Predictably, there was even a novel version of Planet of the Apes, adapted from the Tim Burton screenplay. I can’t help finding this unbearably ironic, because the whole franchise started with this original novel by Pierre Boullé (translated from French by Xan Fielding). It just goes to show how one idea leads to another, again and again, until the original idea is practically forgotten. Boullé’s novel is still in print, and I think it will be regarded as a sci-fi/fantasy classic long after the film-novelization is sunk in obscurity.
I don’t think Boullé thought he was writing a science fiction book. I think he was writing more of a social-criticism parable, lampooning the foibles of the human race. It raises the question of whether too much “civilization” may make things too easy for mankind, taking away our motivation to grow and think and learn, and finally taking away our ability to do the things that make us human. Ironically, perhaps, Boullé envisioned a point in the human race’s development when the quest for knowledge, labor-saving technology and world peace--having been the driving force behind so many great advances in our history--might turn against us. He envisioned people falling into such a state of blowzy complacency that they ceased to be "persons" at all.
Taking this idea together with the theory of evolution, the ages-long rise and fall of one dominant species after another, Boullé conceived this creepy, shocking morality tale in which a Professor and his two assistants travel in an experimental rocket-ship to a far-distant planet.

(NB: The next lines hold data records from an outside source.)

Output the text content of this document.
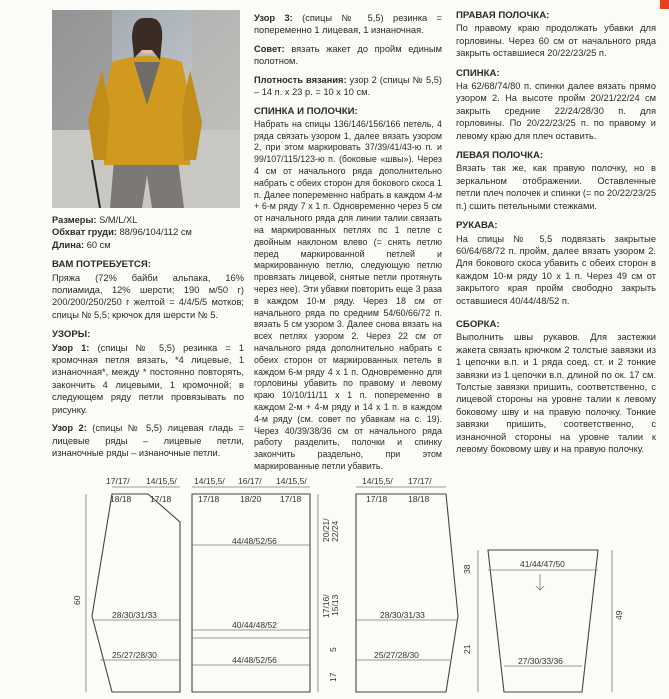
Размеры: S/M/L/XL

Обхват груди: 88/96/104/112 см

Длина: 60 см

ВАМ ПОТРЕБУЕТСЯ:

Пряжа (72% байби альпака, 16% полиамида, 12% шерсти; 190 м/50 г) 200/200/250/250 г желтой = 4/4/5/5 мотков; спицы № 5,5; крючок для шерсти № 5.

УЗОРЫ:

Узор 1: (спицы № 5,5) резинка = 1 кромочная петля вязать, *4 лицевые, 1 изнаночная*, между * постоянно повторять, закончить 4 лицевыми, 1 кромочной; в следующем ряду петли провязывать по рисунку.

Узор 2: (спицы № 5,5) лицевая гладь = лицевые ряды – лицевые петли, изнаночные ряды – изнаночные петли.

Узор 3: (спицы № 5,5) резинка = попеременно 1 лицевая, 1 изнаночная.

Совет: вязать жакет до пройм единым полотном.

Плотность вязания: узор 2 (спицы № 5,5) – 14 п. х 23 р. = 10 х 10 см.

СПИНКА И ПОЛОЧКИ:

Набрать на спицы 136/146/156/166 петель, 4 ряда связать узором 1, далее вязать узором 2, при этом маркировать 37/39/41/43-ю п. и 99/107/115/123-ю п. (боковые «швы»). Через 4 см от начального ряда дополнительно набрать с обеих сторон для бокового скоса 1 п. Далее попеременно набрать в каждом 4-м + 6-м ряду 7 х 1 п. Одновременно через 5 см от начального ряда для линии талии связать на маркированных петлях пс 1 петле с двойным наклоном влево (= снять петлю перед маркированной петлей и маркированную петлю, следующую петлю провязать лицевой, снятые петли протянуть через нее). Эти убавки повторить еще 3 раза в каждом 10-м ряду. Через 18 см от начального ряда по средним 54/60/66/72 п. вязать 5 см узором 3. Далее снова вязать на всех петлях узором 2. Через 22 см от начального ряда дополнительно набрать с обеих сторон от маркированных петель в каждом 6-м ряду 4 х 1 п. Одновременно для горловины убавить по правому и левому краю 10/10/11/11 х 1 п. попеременно в каждом 2-м + 4-м ряду и 14 х 1 п. в каждом 4-м ряду (см. совет по убавкам на с. 19). Через 40/39/38/36 см от начального ряда работу разделить, полочки и спинку закончить раздельно, при этом маркированные петли убавить.

ПРАВАЯ ПОЛОЧКА:

По правому краю продолжать убавки для горловины. Через 60 см от начального ряда закрыть оставшиеся 20/22/23/25 п.

СПИНКА:

На 62/68/74/80 п. спинки далее вязать прямо узором 2. На высоте пройм 20/21/22/24 см закрыть средние 22/24/28/30 п. для горловины. По 20/22/23/25 п. по правому и левому краю для плеч оставить.

ЛЕВАЯ ПОЛОЧКА:

Вязать так же, как правую полочку, но в зеркальном отображении. Оставленные петли плеч полочек и спинки (= по 20/22/23/25 п.) сшить петельными стежками.

РУКАВА:

На спицы № 5,5 подвязать закрытые 60/64/68/72 п. пройм, далее вязать узором 2. Для бокового скоса убавить с обеих сторон в каждом 10-м ряду 10 х 1 п. Через 49 см от закрытого края пройм свободно закрыть оставшиеся 40/44/48/52 п.

СБОРКА:

Выполнить швы рукавов. Для застежки жакета связать крючком 2 толстые завязки из 1 цепочки в.п. и 1 ряда соед. ст. и 2 тонкие завязки из 1 цепочки в.п. длиной по ок. 17 см. Толстые завязки пришить, соответственно, с лицевой стороны на уровне талии к левому боковому шву и на правую полочку. Тонкие завязки пришить, соответственно, с изнаночной стороны на уровне талии к левому боковому шву и на правую полочку.

17/17/
18/18
14/15,5/
17/18
28/30/31/33
25/27/28/30
60
14/15,5/
17/18
16/17/
18/20
14/15,5/
17/18
44/48/52/56
40/44/48/52
44/48/52/56
20/21/ 22/24
17/16/ 15/13
5
17
14/15,5/
17/18
17/17/
18/18
28/30/31/33
25/27/28/30
41/44/47/50
27/30/33/36
38
21
49
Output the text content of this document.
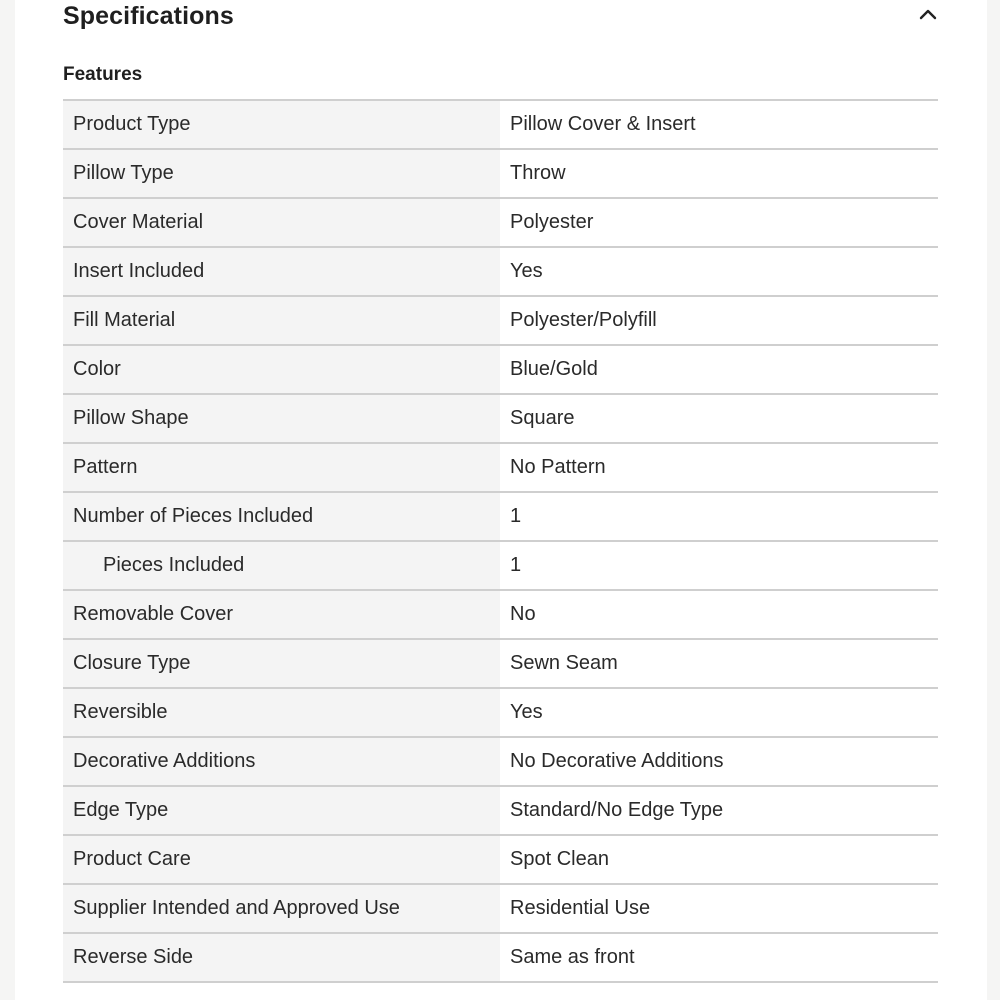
Specifications
Features
Product Type	Pillow Cover & Insert
Pillow Type	Throw
Cover Material	Polyester
Insert Included	Yes
Fill Material	Polyester/Polyfill
Color	Blue/Gold
Pillow Shape	Square
Pattern	No Pattern
Number of Pieces Included	1
Pieces Included	1
Removable Cover	No
Closure Type	Sewn Seam
Reversible	Yes
Decorative Additions	No Decorative Additions
Edge Type	Standard/No Edge Type
Product Care	Spot Clean
Supplier Intended and Approved Use	Residential Use
Reverse Side	Same as front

There they find a world where human beings have become less than naked savages: mere animals, dumb brutes incapable of conscious thought or speech...where civilization belongs to the apes: chimpanzees, organgutans, baboons, and especially gorillas.
The ironic flip-side of Boullé’s vision is that these animals, already relatively intelligent, learned the first rudiments of language and technology from human beings. They kept progressing onward and upward, while the human race went into decline. Humans are hunted, trained and pressed into servitude, sometimes used for cruel experiments, sometimes simply exterminated as pests. Now come men from the skies who can think and talk like civilized apes, but look like the brutish humans who live there. Obviously they’re in trouble, especially if they ever hope to see Earth again.

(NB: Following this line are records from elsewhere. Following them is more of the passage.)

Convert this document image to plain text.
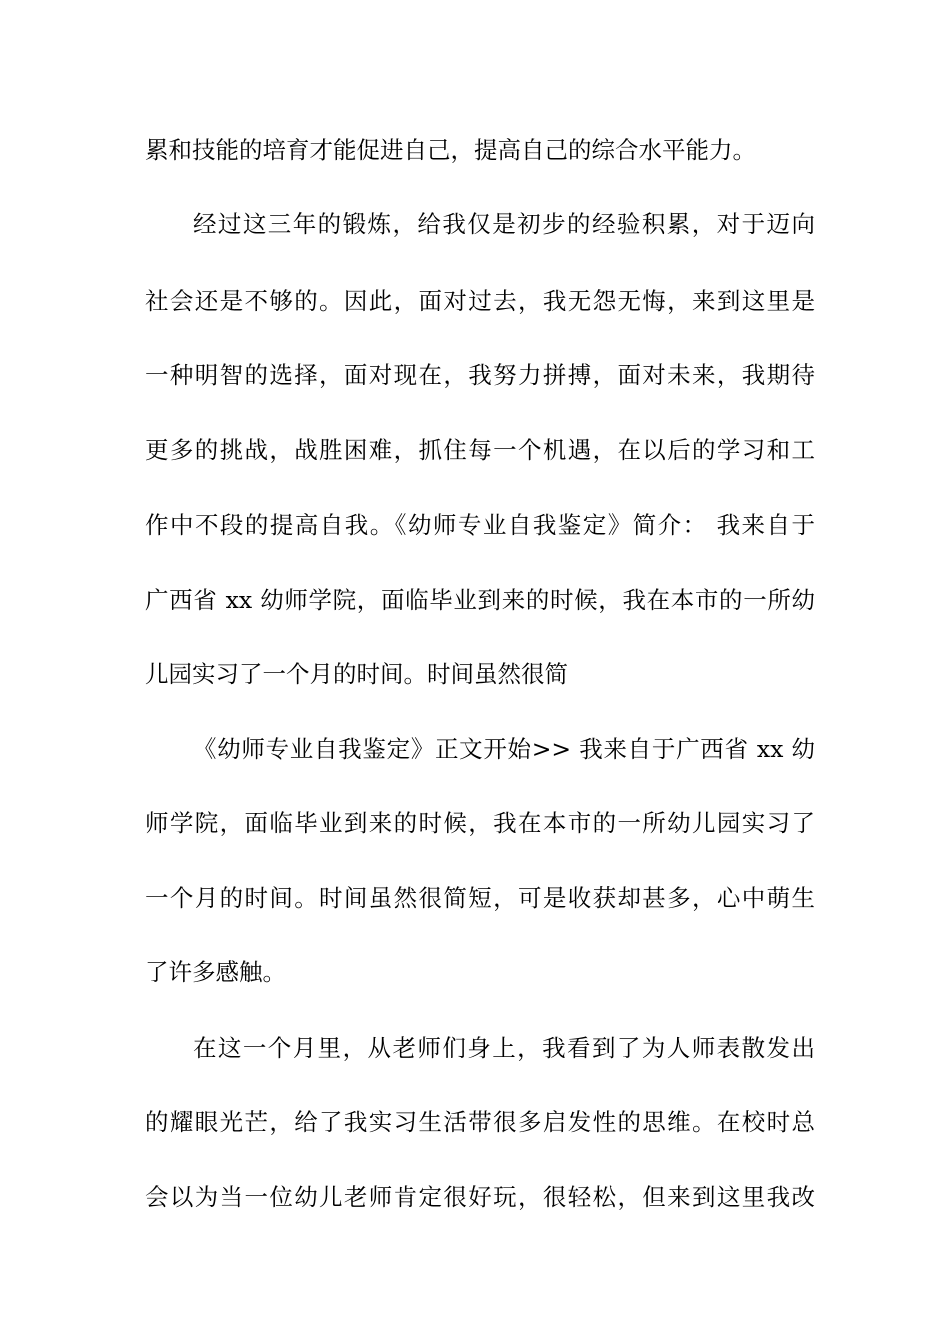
累和技能的培育才能促进自己，提高自己的综合水平能力。
经过这三年的锻炼，给我仅是初步的经验积累，对于迈向
社会还是不够的。因此，面对过去，我无怨无悔，来到这里是
一种明智的选择，面对现在，我努力拼搏，面对未来，我期待
更多的挑战，战胜困难，抓住每一个机遇，在以后的学习和工
作中不段的提高自我。《幼师专业自我鉴定》简介： 我来自于
广西省 xx 幼师学院，面临毕业到来的时候，我在本市的一所幼
儿园实习了一个月的时间。时间虽然很简
《幼师专业自我鉴定》正文开始>> 我来自于广西省 xx 幼
师学院，面临毕业到来的时候，我在本市的一所幼儿园实习了
一个月的时间。时间虽然很简短，可是收获却甚多，心中萌生
了许多感触。
在这一个月里，从老师们身上，我看到了为人师表散发出
的耀眼光芒，给了我实习生活带很多启发性的思维。在校时总
会以为当一位幼儿老师肯定很好玩，很轻松，但来到这里我改
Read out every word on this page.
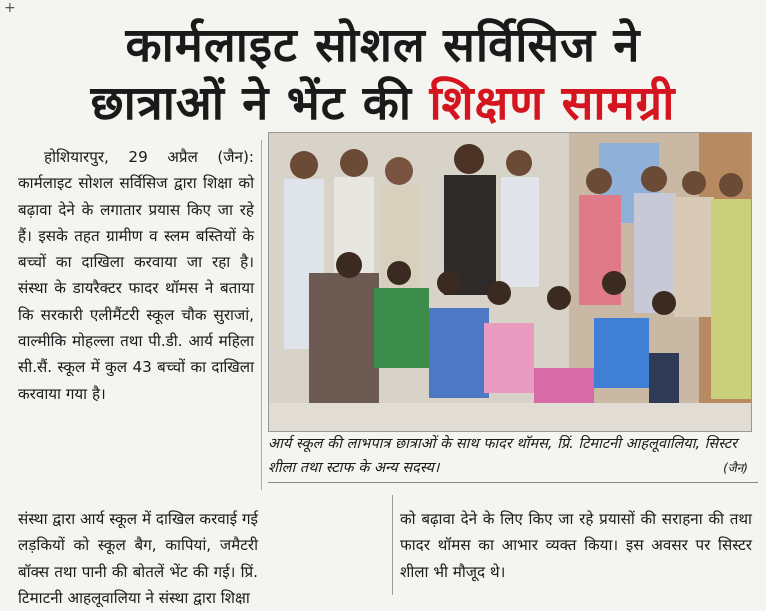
+
कार्मलाइट सोशल सर्विसिज ने
छात्राओं ने भेंट की शिक्षण सामग्री

होशियारपुर, 29 अप्रैल (जैन): कार्मलाइट सोशल सर्विसिज द्वारा शिक्षा को बढ़ावा देने के लगातार प्रयास किए जा रहे हैं। इसके तहत ग्रामीण व स्लम बस्तियों के बच्चों का दाखिला करवाया जा रहा है। संस्था के डायरैक्टर फादर थॉमस ने बताया कि सरकारी एलीमैंटरी स्कूल चौक सुराजां, वाल्मीकि मोहल्ला तथा पी.डी. आर्य महिला सी.सैं. स्कूल में कुल 43 बच्चों का दाखिला करवाया गया है।

आर्य स्कूल की लाभपात्र छात्राओं के साथ फादर थॉमस, प्रिं. टिमाटनी आहलूवालिया, सिस्टर शीला तथा स्टाफ के अन्य सदस्य।	(जैन)
संस्था द्वारा आर्य स्कूल में दाखिल करवाई गई लड़कियों को स्कूल बैग, कापियां, जमैटरी बॉक्स तथा पानी की बोतलें भेंट की गई। प्रिं. टिमाटनी आहलूवालिया ने संस्था द्वारा शिक्षा
को बढ़ावा देने के लिए किए जा रहे प्रयासों की सराहना की तथा फादर थॉमस का आभार व्यक्त किया। इस अवसर पर सिस्टर शीला भी मौजूद थे।
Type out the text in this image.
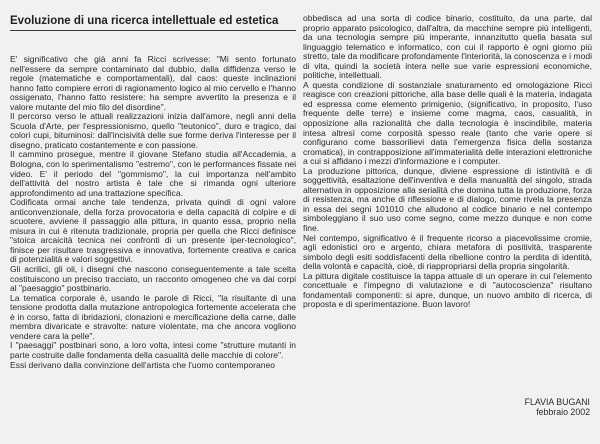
Evoluzione di una ricerca intellettuale ed estetica

E' significativo che già anni fa Ricci scrivesse: "Mi sento fortunato nell'essere da sempre contaminato dal dubbio, dalla diffidenza verso le regole (matematiche e comportamentali), dal caos: queste inclinazioni hanno fatto compiere errori di ragionamento logico al mio cervello e l'hanno ossigenato, l'hanno fatto resistere: ha sempre avvertito la presenza e il valore mutante del mio filo del disordine".

Il percorso verso le attuali realizzazioni inizia dall'amore, negli anni della Scuola d'Arte, per l'espressionismo, quello "teutonico", duro e tragico, dai colori cupi, bituminosi: dall'incisività delle sue forme deriva l'interesse per il disegno, praticato costantemente e con passione.

Il cammino prosegue, mentre il giovane Stefano studia all'Accademia, a Bologna, con lo sperimentalismo "estremo", con le performances fissate nei video. E' il periodo del "gommismo", la cui importanza nell'ambito dell'attività del nostro artista è tale che si rimanda ogni ulteriore approfondimento ad una trattazione specifica.

Codificata ormai anche tale tendenza, privata quindi di ogni valore anticonvenzionale, della forza provocatoria e della capacità di colpire e di scuotere, avviene il passaggio alla pittura, in quanto essa, proprio nella misura in cui è ritenuta tradizionale, propria per quella che Ricci definisce "stoica arcaicità tecnica nei confronti di un presente iper-tecnologico", finisce per risultare trasgressiva e innovativa, fortemente creativa e carica di potenzialità e valori soggettivi.

Gli acrilici, gli oli, i disegni che nascono conseguentemente a tale scelta costituiscono un preciso tracciato, un racconto omogeneo che va dai corpi al "paesaggio" postbinario.

La tematica corporale è, usando le parole di Ricci, "la risultante di una tensione prodotta dalla mutazione antropologica fortemente accelerata che è in corso, fatta di ibridazioni, clonazioni e mercificazione della carne, dalle membra divaricate e stravolte: nature violentate, ma che ancora vogliono vendere cara la pelle".

I "paesaggi" postbinari sono, a loro volta, intesi come "strutture mutanti in parte costruite dalle fondamenta della casualità delle macchie di colore".

Essi derivano dalla convinzione dell'artista che l'uomo contemporaneo

obbedisca ad una sorta di codice binario, costituito, da una parte, dal proprio apparato psicologico, dall'altra, da macchine sempre più intelligenti, da una tecnologia sempre più imperante, innanzitutto quella basata sul linguaggio telematico e informatico, con cui il rapporto è ogni giorno più stretto, tale da modificare profondamente l'interiorità, la conoscenza e i modi di vita, quindi la società intera nelle sue varie espressioni economiche, politiche, intellettuali.

A questa condizione di sostanziale snaturamento ed omologazione Ricci reagisce con creazioni pittoriche, alla base delle quali è la materia, indagata ed espressa come elemento primigenio, (significativo, in proposito, l'uso frequente delle terre) e insieme come magma, caos, casualità, in opposizione alla razionalità che dalla tecnologia è inscindibile, materia intesa altresì come corposità spesso reale (tanto che varie opere si configurano come bassorilievi data l'emergenza fisica della sostanza cromatica), in contrapposizione all'immaterialità delle interazioni elettroniche a cui si affidano i mezzi d'informazione e i computer.

La produzione pittorica, dunque, diviene espressione di istintività e di soggettività, esaltazione dell'inventiva e della manualità del singolo, strada alternativa in opposizione alla serialità che domina tutta la produzione, forza di resistenza, ma anche di riflessione e di dialogo, come rivela la presenza in essa dei segni 101010 che alludono al codice binario e nel contempo simboleggiano il suo uso come segno, come mezzo dunque e non come fine.

Nel contempo, significativo è il frequente ricorso a piacevolissime cromie, agli edonistici oro e argento, chiara metafora di positività, trasparente simbolo degli esiti soddisfacenti della ribellione contro la perdita di identità, della volontà e capacità, cioè, di riappropriarsi della propria singolarità.

La pittura digitale costituisce la tappa attuale di un operare in cui l'elemento concettuale e l'impegno di valutazione e di "autocoscienza" risultano fondamentali componenti: si apre, dunque, un nuovo ambito di ricerca, di proposta e di sperimentazione. Buon lavoro!

FLAVIA BUGANI
febbraio 2002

The adventure of Ulysse, a young traveler from Earth hopelessly stranded on a planet whose natural history has alarming parallels to our own, and the friends he makes among both apes and men, make up a gripping tale with a grimly ironic ending. This all illustrates exactly what we learn from the evolution of this original novel into a cheap screenplay-novelization: namely, any path, if followed blindly and carelessly, can lead to a place that defeats the whole reason for starting down the path in the first place. Beware lest we become too proud and boastful in our powers, for the meek shall inherit the earth.